Foreigners Bought 1,392 Homes in Lisbon's ARU in 2025 — The Lowest Print Since 2017 as the Vistos Gold and RNH Wind-Downs Bite, Yet the Average Ticket Climbed 10% to €632,000
Confidencial Imobiliário data shows foreign purchases in Lisbon's Área de Reabilitação Urbana fell 12% to 1,392 units in 2025 — the weakest year since 2017. Capital invested still topped €879 million, and the average ticket rose 10% to €632,000.
The investment retreat in Lisbon's expat-facing residential market has now stretched into a fourth consecutive year, and the 2025 print breaks below the 2017 floor. Data prepared by Confidencial Imobiliário for Dinheiro Vivo show that foreign individual buyers acquired 1,392 homes in Lisbon's Área de Reabilitação Urbana (ARU) last year — the boundary that excludes Parque das Nações, Laranjeiras and Alta de Lisboa. That is 12% fewer than the 1,575 transacted in 2024, and the lowest annual count the consultancy has registered since 2017, when the figure was 973.
Capital deployed by these private foreign buyers still topped €879 million, a 3% drop on 2024. Lisbon attracted purchasers from 64 nationalities. The headline that pulls in the opposite direction from the volume number is the ticket: the average price paid by foreigners climbed roughly 10% to €632,000, almost a doubling against the 2016 average of €315,000 — the year Portugal effectively entered the international real-estate radar.
What Is Pulling Volume Down
Ricardo Guimarães, who runs Confidencial Imobiliário, attributes the volume contraction to two specific policy unwinds and one rate cycle. The wind-down of the vistos gold regime, which had channelled an unusually large flow of Chinese capital into the Lisbon residential stack at the peak, is the first lever. The closure of the Residentes Não Habituais tax window, which had pulled in French buyers in particular, is the second. The 2022 ECB rate hiking cycle is the third, and it weighed on every cross-border purchase decision regardless of nationality.
What has not contracted is supply at the relevant price points. Guimarães told Dinheiro Vivo that the segment oriented toward international demand is the only segment of the Lisbon residential market that is not capacity-constrained: “If there is one segment that has supply, it is the one oriented to international demand.” That is why the average ticket can keep rising even as transaction count falls. Price discovery in the foreign-buyer slice is being set by a thinner market of higher-budget purchasers who are paying for valorisation and rising construction costs, not paying through scarcity.
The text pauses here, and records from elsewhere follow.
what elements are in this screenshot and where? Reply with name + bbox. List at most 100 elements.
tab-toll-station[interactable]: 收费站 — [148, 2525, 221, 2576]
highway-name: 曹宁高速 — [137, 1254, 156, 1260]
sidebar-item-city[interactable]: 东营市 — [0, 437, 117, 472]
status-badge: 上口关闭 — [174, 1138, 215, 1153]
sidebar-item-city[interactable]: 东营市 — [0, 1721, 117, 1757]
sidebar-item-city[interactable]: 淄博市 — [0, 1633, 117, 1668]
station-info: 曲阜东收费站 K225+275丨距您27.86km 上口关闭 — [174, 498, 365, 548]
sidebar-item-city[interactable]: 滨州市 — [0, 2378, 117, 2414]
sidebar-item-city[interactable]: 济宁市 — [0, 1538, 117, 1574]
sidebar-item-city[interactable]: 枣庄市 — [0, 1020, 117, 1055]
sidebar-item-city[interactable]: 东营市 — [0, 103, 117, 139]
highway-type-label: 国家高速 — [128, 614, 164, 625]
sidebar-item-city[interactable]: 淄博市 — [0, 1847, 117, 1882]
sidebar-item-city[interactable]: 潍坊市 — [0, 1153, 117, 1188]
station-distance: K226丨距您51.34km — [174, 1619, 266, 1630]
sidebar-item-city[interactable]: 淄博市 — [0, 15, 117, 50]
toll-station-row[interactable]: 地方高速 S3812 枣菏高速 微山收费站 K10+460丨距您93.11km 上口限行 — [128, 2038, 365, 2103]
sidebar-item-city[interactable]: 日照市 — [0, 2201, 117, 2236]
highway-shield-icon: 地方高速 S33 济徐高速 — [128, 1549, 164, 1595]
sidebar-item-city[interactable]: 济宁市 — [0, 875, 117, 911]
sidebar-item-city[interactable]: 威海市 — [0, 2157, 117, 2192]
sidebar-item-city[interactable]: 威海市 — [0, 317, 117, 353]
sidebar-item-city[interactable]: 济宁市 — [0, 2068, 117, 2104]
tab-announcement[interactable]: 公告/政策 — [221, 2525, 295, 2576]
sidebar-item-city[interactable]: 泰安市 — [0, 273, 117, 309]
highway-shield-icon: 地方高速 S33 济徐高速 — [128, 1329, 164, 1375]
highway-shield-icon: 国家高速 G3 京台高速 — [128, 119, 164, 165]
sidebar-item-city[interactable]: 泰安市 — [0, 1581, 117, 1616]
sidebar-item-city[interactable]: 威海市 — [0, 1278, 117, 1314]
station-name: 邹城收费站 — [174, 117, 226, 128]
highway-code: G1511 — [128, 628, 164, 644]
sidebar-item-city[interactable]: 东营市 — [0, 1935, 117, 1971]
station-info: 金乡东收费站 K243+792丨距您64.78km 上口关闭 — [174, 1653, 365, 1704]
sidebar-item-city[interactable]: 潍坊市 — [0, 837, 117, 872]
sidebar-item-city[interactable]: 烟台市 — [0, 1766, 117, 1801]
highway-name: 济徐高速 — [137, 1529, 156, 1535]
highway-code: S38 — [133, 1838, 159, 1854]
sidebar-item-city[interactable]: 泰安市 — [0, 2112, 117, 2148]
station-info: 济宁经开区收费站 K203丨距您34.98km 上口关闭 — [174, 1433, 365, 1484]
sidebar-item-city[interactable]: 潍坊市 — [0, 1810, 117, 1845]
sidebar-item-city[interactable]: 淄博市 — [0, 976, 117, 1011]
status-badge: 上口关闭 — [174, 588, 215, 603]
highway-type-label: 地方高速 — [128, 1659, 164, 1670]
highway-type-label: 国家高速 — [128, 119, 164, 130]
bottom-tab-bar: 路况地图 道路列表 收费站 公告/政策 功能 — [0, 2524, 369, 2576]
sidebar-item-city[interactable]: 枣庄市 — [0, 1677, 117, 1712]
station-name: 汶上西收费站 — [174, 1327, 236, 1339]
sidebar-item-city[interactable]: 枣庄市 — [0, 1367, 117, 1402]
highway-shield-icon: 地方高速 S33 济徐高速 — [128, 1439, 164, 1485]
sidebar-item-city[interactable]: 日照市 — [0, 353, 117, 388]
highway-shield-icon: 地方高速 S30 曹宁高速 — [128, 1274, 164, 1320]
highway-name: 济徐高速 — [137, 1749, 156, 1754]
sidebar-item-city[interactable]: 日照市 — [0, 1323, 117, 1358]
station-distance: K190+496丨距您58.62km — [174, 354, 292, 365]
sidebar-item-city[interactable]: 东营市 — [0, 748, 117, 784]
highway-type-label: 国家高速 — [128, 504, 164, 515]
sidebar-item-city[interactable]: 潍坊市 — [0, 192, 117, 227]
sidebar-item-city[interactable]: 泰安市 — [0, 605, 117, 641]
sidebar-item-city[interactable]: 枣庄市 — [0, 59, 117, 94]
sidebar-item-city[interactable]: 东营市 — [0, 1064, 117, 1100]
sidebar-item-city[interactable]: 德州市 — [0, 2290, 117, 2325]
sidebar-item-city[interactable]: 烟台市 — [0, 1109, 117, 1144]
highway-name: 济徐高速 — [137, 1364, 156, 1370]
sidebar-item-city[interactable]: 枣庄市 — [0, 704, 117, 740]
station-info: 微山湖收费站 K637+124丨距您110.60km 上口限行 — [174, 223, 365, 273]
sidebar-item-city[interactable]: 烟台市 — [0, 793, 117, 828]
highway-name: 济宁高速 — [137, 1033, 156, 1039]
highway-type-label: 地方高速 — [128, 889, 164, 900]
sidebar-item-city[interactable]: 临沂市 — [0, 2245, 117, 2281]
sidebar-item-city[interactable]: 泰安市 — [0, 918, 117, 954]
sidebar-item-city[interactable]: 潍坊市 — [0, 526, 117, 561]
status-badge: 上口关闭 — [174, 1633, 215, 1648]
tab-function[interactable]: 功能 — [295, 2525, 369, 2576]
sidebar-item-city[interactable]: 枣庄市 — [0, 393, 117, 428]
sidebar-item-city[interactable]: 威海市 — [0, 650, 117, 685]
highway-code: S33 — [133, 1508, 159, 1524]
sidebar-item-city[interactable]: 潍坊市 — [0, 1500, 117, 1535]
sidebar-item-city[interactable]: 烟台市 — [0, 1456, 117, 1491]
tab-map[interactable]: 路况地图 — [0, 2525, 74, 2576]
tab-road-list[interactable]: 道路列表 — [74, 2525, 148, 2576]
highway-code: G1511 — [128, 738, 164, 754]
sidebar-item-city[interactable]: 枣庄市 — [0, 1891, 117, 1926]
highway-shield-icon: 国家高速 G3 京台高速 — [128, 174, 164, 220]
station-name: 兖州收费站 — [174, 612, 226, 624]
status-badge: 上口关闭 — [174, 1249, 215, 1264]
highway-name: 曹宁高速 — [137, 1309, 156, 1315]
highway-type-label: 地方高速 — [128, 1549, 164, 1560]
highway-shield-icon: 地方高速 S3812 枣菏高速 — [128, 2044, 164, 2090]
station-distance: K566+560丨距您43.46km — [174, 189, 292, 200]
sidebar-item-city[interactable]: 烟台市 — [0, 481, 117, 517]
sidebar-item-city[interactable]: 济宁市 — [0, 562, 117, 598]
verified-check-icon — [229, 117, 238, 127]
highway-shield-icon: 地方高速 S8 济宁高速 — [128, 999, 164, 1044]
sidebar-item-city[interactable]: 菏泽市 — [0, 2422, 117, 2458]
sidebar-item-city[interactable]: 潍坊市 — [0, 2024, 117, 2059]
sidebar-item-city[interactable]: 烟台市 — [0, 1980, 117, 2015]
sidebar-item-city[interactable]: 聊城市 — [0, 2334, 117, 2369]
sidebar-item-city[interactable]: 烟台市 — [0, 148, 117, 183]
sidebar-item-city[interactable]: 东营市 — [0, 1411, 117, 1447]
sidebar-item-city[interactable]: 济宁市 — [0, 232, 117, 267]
Who Is Replacing the Outflow
The nationality mix shifted in 2025. Americans remained the single largest foreign buyer cohort and lifted their share from 13% to 16%, with 222 acquisitions. They were followed by Brazilians (157), French (153), British (94), Chinese (85) and Germans (68). Guimarães flagged a new entrant pattern worth watching: Eastern European instability is sending Polish capital into Lisbon, and he expects Gulf capital to add weight if the regional war drags on. The historical chinês-then-francês pattern is being replaced by a more dispersed flow.
By freguesia, the cluster around the central spine retained its capital-attraction position. Estrela took €149 million in foreign capital, up 37% on 2024. Santo António took €133.5 million, up 20%. Misericórdia took €104.8 million, up 4.6%.
The Wider ARU Picture
The ARU as a whole transacted €2.9 billion in private investment in 2025, down 5% on 2024. Portuguese individual buyers still drove 70% of that capital — €2 billion, against €879 million from foreign individuals. The Portuguese cohort actually added volume — 4,543 homes purchased, up 5% — while cutting the average ticket by 11% to €444,000 (still 30% below the foreign-buyer average). Corporate investors retreated harder: 1,480 homes, down 15%, with €898 million committed, down 12%.
For the expat reader doing a 2026 Lisbon valuation: the supply story is intact, the price-per-square-metre story still drifts up, and the buyer-pool story is broader and less concentrated than it has been at any point since 2017.